Looking into the song that has inspired over 100 suicides
Content Warning: This article discusses depression and suicide. If you or somebody you care for needs help or information about depression, suicide, anxiety, or mental health issues, contact Beyond Blue on 1300 22 4636 or Lifeline on 13 11 14.
In 1933, two Hungarian songwriters – both heartbroken over the loss of their sweethearts – wrote a minor-key ode to despair named ‘Szomorú Vasárnap’, or ‘Gloomy Sunday’.
The lyrics deal with lost love and the decision to end one’s life. It was unsuccessful until 1936 when a version of the tune by Pál Kálmar became blamed for a spate of suicides in Hungary, each with links to the song: either the record sitting on a player near the body of the deceased, or its lyrics included in suicide notes.
The Hungarian Government reportedly banned the public performance and sale of this tune, although as myth-busting site Snopes points out, this link may have been inflated, or since spun into urban legend – Hungary has the highest suicide rate in the world, and news reports from the time were largely destroyed during the war.
Nevertheless, the story caught fire, and many American artists recorded their own versions of the song, spreading the mayhem further. Billie Holiday recorded what was became the most popular version, and her heartbreaking take on the gloomy, albeit less-impactful English translation was reported to have inspired numerous other suicides.
Her version was promptly banned by the BBC in the early ’40s, as it was “too upsetting”. They also decreed that only instrumental versions of the stirring track would be played.
Here are the English lyrics:
Sunday is gloomy, my hours are slumberless.
Dearest, the shadows I live with are numberless.
Little white flowers will never awaken you,
Not where the black coach of sorrow has taken you.
Angels have no thought of ever returning you.
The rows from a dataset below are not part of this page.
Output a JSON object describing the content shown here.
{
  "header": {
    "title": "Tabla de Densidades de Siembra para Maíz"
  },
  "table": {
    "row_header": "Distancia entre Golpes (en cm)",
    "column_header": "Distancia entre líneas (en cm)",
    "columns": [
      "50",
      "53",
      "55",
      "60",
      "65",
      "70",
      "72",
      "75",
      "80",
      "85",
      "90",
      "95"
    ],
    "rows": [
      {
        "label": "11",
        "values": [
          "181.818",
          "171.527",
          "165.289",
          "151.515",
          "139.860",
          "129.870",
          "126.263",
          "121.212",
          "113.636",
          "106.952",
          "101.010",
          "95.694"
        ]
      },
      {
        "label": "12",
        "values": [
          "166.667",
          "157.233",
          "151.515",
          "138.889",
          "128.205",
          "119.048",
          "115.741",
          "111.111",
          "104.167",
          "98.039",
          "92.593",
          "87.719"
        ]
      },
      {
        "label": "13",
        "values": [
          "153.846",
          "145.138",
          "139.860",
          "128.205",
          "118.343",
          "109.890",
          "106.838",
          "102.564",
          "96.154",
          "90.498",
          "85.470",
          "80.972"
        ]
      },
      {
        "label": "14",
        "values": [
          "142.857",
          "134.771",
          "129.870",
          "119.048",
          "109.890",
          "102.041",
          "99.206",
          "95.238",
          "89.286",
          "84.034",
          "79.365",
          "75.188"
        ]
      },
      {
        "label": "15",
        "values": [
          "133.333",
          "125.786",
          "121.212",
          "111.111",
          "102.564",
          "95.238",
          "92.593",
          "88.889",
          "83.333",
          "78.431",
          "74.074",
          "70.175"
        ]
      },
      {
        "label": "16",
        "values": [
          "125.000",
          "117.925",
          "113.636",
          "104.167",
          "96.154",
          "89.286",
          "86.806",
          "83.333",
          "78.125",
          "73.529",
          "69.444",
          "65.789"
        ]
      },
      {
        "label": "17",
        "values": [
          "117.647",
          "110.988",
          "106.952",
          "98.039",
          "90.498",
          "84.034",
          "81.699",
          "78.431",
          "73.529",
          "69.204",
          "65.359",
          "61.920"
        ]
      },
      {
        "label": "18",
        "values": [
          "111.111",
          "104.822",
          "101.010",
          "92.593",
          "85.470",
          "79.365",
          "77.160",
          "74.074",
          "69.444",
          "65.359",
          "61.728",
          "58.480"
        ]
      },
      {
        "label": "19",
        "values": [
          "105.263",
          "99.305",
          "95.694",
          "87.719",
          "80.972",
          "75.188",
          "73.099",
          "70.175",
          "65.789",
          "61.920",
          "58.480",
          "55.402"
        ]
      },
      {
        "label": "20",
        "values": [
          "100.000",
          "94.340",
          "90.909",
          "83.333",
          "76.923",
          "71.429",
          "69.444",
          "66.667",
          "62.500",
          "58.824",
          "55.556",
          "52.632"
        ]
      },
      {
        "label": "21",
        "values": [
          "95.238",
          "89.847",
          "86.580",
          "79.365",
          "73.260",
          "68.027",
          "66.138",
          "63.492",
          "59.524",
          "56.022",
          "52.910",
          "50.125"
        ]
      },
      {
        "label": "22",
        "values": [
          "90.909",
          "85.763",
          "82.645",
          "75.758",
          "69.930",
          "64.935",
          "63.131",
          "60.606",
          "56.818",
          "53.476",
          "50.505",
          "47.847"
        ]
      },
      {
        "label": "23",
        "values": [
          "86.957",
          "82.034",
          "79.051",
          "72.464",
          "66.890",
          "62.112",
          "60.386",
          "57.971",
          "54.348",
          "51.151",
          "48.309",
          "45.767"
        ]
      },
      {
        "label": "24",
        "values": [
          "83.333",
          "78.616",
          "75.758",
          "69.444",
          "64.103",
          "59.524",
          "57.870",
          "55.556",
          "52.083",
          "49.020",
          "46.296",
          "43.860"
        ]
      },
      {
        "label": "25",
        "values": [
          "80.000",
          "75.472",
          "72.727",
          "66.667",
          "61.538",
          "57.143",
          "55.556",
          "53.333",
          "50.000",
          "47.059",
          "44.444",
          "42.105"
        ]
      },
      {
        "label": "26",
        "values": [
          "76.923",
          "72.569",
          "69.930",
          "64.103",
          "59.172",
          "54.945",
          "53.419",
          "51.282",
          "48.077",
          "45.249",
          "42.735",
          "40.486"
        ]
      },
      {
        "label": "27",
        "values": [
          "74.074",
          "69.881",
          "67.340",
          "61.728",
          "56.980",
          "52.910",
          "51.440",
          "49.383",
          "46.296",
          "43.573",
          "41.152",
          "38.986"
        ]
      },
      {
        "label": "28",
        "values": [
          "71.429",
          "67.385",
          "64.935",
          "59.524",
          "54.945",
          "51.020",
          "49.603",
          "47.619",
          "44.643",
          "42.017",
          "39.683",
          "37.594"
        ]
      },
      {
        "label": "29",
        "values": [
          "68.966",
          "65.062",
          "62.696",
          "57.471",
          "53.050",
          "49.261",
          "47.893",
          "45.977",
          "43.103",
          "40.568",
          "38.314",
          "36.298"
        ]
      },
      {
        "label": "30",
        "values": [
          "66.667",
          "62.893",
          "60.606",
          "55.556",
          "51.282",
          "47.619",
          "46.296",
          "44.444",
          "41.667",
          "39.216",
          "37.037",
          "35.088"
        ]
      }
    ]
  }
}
Would they be angry if I thought of joining you?
Gloomy Sunday.
Gloomy is Sunday; with shadows I spend it all.
My heart and I have decided to end it all.
Soon there’ll be candles and prayers that are sad, I know.
Death is no dream, for in death I’m caressing you.
With the last breath of my soul I’ll be blessing you.
Gloomy Sunday.
Dark. One suicide the song certainly inspired was that of one of the songwriters – Rezso Seress – who took his own life in 1968. The legend goes that he found out the women who inspired the song died by suicide, leaving a note with only two word: ‘Gloomy Sunday’.
Seress wrote of the song: “I stand in the midst of this deadly success as an accused man. This fatal fame hurts me. I cried all of the disappointments of my heart into this song, and it seems that others with feelings like mine have found their own hurt in it.”